= Mohamed Abdoulkader Mohamed =

Djiboutian politician

Mohamed Abdoulkader Mohamed (born 1951) is a Djiboutian politician. He is a member of the National Assembly and a member of the Pan-African Parliament from Djibouti.

Mohamed was born at Katoumbati in Dikhil Region. A member of the Political Bureau of the Front for the Restoration of Unity and Democracy (FRUD), he was first elected to the National Assembly in the December 1997 parliamentary election; he was the 10th candidate on the joint candidate list of the People's Rally for Progress (RPP) and FRUD in Dikhil Region.
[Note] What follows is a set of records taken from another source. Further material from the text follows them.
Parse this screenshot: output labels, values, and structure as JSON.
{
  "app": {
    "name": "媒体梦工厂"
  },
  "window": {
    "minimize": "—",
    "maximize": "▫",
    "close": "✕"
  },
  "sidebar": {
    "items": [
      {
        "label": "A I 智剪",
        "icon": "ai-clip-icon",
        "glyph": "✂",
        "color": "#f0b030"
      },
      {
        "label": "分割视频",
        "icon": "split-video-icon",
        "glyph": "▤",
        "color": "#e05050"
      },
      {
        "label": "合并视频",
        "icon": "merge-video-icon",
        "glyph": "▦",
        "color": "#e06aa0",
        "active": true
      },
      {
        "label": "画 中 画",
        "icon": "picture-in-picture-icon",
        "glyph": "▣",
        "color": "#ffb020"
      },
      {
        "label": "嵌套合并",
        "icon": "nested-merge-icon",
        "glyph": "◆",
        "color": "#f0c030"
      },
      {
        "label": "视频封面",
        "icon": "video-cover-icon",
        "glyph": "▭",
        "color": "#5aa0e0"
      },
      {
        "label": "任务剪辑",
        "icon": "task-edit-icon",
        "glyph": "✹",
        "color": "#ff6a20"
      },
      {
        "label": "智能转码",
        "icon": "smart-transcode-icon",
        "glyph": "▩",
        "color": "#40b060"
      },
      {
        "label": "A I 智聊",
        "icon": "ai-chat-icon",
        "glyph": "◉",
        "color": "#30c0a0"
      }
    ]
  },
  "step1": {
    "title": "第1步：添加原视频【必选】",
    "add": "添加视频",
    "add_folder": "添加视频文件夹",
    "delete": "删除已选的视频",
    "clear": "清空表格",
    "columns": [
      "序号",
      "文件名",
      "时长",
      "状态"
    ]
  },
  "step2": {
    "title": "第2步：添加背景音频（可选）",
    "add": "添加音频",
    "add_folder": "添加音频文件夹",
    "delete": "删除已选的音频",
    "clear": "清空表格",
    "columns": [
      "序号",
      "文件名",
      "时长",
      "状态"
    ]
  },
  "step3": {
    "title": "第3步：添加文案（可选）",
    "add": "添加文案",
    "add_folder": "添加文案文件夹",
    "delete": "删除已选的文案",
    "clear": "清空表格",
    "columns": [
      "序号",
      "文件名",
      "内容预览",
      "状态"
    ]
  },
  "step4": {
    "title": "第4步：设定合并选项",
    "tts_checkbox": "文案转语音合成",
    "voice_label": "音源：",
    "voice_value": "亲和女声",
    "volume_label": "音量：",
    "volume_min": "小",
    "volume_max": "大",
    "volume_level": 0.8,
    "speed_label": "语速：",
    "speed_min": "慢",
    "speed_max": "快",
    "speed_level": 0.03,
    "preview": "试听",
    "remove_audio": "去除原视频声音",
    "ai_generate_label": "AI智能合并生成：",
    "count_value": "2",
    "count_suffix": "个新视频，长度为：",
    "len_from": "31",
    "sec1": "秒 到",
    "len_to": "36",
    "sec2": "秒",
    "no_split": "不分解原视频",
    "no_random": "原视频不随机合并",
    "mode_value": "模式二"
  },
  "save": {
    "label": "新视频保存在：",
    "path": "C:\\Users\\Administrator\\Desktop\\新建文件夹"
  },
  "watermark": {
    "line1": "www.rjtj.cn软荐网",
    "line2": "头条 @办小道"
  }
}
He was re-elected in the January 2003 parliamentary election as the 11th candidate on the candidate list of the Union for a Presidential Majority (UMP) coalition in Dikhil Region.

Following the 2003 election, Mohamed was elected as President of the FRUD Parliamentary Group and Vice-President of the Legislation and General Administration Commission in the National Assembly on 26 January 2003. On 10 March 2004, Mohamed was chosen by the National Assembly as one of Djibouti's initial five members of the Pan-African Parliament.

Mohamed was re-elected to the National Assembly in the February 2008 parliamentary election as the fourth candidate on the UMP's candidate list for Dikhil Region.